В. Пивоваров. Из цикла «Проекты для одинокого человека». 1975

Д. Пригов. Стихограммы

Значит ли это, что московский концептуализм невозможно воспринимать вне контекста?

Совсем нет. Кабаков вспоминал, как легко ему было работать в одном из американских музеев с местной аудиторией: его повествование внутри тотальной инсталляции, связанной с историей коммунальной квартиры, не требовало комментариев. Они, конечно, были, у него всегда много текста, но темнокожие смотрители понимали историю без всяких пояснений, поскольку сами выросли в гетто — идеологическом или социальном. Советский опыт исчезает из нашего сознания с огромной скоростью. Сейчас мы с трудом воспроизводим даже языковые связи между поколениями: сленг советской интеллигенции уже непонятен и недоступен интеллигенции сегодняшней. Новое поколение не читало тех книг, не знает тех анекдотов и не стояло в тех очередях. Этот опыт уходит навсегда, но образы остаются. Пустое поле в акции «КД» так и останется в документации пустым полем, в котором сохранится та соблазнительная пустота 1977-го, останется экзистенциальная тоска, энергетика непонятности. И сегодняшний молодой зритель не обязан понимать, почему «КД» работали в поле — потому что нельзя было делать перформансы в городе или потому что им так нравилось. Любое хорошее произведение искусства не требует глубокого погружения в контекст. Для того чтобы понять средневековую живопись, не обязательно знать культурный контекст и историю создания. Для того чтобы любоваться русской иконой, не обязательно знать канон и глубоко погружаться в богословскую ткань изображения.

В таком случае насколько важно, рассматривая работы московских концептуалистов, читать огромное количество их текстов и пытаться добраться до мысли автора?

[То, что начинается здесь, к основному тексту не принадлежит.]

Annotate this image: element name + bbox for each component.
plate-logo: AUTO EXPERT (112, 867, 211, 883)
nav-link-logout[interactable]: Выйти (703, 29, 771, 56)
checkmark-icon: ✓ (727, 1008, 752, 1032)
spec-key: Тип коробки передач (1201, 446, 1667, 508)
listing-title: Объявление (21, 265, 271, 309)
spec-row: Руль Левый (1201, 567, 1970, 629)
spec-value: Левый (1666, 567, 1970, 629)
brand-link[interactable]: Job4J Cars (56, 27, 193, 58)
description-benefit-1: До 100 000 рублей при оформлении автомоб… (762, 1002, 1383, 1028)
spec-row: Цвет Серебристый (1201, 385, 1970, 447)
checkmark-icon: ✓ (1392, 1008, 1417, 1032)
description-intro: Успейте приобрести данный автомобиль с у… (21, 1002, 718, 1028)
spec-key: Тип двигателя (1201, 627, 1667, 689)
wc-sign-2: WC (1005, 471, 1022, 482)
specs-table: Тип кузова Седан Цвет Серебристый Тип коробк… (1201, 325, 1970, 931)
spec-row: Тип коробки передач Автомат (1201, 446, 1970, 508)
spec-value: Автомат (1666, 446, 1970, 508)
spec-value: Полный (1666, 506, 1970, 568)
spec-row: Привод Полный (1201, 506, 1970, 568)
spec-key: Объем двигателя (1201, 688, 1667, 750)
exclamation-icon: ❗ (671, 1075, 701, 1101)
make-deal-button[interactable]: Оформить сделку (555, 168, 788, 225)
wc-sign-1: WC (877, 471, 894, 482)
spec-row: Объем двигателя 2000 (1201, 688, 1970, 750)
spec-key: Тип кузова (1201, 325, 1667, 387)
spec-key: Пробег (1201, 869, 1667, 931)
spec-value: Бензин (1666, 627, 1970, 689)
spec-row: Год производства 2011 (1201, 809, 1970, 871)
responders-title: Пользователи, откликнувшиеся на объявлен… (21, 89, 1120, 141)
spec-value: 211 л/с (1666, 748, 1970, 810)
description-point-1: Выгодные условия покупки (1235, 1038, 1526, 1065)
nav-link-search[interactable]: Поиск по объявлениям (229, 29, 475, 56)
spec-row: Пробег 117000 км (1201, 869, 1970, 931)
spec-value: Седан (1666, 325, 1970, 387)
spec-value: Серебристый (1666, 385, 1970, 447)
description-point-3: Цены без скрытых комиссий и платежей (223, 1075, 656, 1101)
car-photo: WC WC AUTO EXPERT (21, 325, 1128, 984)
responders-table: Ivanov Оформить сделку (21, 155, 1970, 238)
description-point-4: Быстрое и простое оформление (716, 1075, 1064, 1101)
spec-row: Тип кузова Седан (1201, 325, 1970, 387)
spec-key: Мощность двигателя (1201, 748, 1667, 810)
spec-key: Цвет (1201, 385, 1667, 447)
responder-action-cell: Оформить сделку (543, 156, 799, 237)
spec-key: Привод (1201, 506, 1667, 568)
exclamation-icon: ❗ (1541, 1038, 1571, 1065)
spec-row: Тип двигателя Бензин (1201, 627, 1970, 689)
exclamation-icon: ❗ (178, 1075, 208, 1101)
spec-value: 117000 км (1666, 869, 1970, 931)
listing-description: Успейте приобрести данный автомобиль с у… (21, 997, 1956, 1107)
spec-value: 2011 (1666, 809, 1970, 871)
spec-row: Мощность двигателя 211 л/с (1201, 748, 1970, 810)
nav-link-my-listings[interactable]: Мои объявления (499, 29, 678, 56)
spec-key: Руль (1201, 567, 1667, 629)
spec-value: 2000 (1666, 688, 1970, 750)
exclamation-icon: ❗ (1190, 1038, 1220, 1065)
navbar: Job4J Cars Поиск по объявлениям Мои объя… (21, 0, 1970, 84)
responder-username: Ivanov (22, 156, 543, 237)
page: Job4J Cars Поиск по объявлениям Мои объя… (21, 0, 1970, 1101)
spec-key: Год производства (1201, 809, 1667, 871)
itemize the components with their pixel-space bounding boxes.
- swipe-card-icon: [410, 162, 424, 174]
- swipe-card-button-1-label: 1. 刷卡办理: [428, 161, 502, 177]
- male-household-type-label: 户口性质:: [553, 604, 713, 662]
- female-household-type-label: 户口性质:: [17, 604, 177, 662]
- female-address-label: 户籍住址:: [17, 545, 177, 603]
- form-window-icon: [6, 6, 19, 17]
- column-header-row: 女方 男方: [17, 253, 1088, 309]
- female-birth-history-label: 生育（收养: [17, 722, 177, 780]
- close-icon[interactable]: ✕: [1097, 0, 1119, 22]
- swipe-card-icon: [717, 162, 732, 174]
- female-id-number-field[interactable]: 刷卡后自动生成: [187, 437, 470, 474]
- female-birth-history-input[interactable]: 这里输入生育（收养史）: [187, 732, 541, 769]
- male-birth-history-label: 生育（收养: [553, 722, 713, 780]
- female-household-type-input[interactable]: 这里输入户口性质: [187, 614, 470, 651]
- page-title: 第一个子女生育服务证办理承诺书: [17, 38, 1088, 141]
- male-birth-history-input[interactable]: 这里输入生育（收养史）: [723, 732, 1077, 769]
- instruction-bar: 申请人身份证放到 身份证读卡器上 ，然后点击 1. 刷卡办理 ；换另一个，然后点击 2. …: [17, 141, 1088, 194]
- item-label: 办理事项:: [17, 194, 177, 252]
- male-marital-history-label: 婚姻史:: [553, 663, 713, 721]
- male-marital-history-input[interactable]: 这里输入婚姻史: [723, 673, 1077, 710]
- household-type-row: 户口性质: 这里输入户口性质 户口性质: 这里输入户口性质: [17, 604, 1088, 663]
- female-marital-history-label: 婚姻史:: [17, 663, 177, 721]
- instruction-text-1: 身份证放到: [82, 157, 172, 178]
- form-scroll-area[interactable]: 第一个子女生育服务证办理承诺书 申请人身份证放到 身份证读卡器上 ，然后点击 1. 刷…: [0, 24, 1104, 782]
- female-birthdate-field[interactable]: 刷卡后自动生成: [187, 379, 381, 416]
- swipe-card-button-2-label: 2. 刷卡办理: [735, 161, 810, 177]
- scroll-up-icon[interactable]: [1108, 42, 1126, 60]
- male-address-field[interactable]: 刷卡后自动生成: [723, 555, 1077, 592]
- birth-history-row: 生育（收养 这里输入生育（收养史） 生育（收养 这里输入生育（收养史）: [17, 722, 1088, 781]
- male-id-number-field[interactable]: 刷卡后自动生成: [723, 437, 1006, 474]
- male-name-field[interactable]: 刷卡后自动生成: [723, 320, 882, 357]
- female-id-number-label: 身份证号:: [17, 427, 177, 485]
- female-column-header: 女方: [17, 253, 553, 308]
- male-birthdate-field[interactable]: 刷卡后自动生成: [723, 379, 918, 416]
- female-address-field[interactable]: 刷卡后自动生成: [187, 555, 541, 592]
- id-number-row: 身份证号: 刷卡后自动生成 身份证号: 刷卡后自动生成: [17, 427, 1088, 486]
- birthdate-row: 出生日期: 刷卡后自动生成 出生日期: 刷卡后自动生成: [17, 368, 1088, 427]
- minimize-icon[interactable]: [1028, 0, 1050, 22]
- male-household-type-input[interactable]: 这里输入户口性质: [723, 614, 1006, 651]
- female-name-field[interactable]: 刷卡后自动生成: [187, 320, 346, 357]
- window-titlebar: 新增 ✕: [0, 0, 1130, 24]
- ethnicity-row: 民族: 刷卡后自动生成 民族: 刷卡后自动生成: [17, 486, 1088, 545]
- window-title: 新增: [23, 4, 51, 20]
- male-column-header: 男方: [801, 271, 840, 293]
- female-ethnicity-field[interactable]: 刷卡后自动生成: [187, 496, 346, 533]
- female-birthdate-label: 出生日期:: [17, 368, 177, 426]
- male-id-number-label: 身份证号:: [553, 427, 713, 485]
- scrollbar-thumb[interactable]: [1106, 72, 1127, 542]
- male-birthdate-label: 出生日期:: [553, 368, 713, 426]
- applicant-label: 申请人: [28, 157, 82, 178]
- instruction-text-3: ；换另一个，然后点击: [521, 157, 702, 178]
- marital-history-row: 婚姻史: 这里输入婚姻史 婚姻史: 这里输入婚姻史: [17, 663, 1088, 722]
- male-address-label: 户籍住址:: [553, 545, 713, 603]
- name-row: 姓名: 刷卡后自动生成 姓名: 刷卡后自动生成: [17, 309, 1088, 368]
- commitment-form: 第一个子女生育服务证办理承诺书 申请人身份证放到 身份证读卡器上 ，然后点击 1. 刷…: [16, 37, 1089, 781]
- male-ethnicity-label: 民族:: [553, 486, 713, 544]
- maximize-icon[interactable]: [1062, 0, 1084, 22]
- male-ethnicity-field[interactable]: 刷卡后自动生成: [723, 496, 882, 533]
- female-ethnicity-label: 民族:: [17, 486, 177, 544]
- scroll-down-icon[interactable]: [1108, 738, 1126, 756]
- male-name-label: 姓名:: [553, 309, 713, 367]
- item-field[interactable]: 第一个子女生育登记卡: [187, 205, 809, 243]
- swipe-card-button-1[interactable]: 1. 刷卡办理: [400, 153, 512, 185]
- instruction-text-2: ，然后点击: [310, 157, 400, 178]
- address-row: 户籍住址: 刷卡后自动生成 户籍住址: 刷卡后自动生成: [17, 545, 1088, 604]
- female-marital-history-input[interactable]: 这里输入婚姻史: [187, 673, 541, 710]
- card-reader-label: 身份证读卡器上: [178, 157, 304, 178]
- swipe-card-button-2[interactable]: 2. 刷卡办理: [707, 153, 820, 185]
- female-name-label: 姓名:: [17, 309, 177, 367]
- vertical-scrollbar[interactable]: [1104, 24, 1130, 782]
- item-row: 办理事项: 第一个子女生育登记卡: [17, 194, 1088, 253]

Это одна из моих любимых тем. Думаю, зритель не обязан понимать, что хотел сказать художник. Более того, художник не должен этого требовать. Единственная просьба к зрителю — быть любопытным и готовым к восприятию нового. По моему опыту, к пониманию открыты люди самых простых профессий, добродушные, которым интересен мир. Они открыты к пониманию сложных произведений шире, чем дипломированные искусствоведы, обладающие жёсткими позициями относительно того, что такое хорошо, а что такое плохо.

Работа Монастырского «Кепка» прекрасно иллюстрирует поставленную проблему. На столе лежит кепка с надписью «поднять». Зритель поднимает кепку, под ней другая надпись: «положить можно, понять нельзя». Этот уровень позитивного непонимания (так его называли московские концептуалисты поколения Монастырского) был чрезвычайно важен. Потому что, когда ты не понимаешь, ты начинаешь искать ответ. Но если тебе не интересно, ты просто уйдёшь. Если ты любопытен и открыт, тогда начнёшь думать, и перед тобой раскинутся анфилады понимания разных уровней одной работы. И это не обязательно должно совпадать с мыслью художника.

А. Монастырский. «Кепка». 1983

Можно ли сегодня говорить о необходимости универсальной экспозиции московского неофициального искусства или даже музея?

В какой-то степени новая экспозиция Третьяковской галереи отвечает этим задачам. И она нужна, потому что нужна дидактическая база для изучения отечественной истории искусства. Идеальную экспозицию построить нельзя, потому что работы рассеяны по всему миру, по частным коллекциям. Чтобы их собрать и построить хороший нарратив, хорошую историю, нужна потусторонняя сила. Мы должны начать прежде всего с написания этой истории на бумаге. Такой истории у нас пока нет. И я надеюсь, что инициатива «Гаража» по созданию «архива отечественного современного искусства», в которой я участвую, поможет исследователям в написании истории послевоенного русского искусства.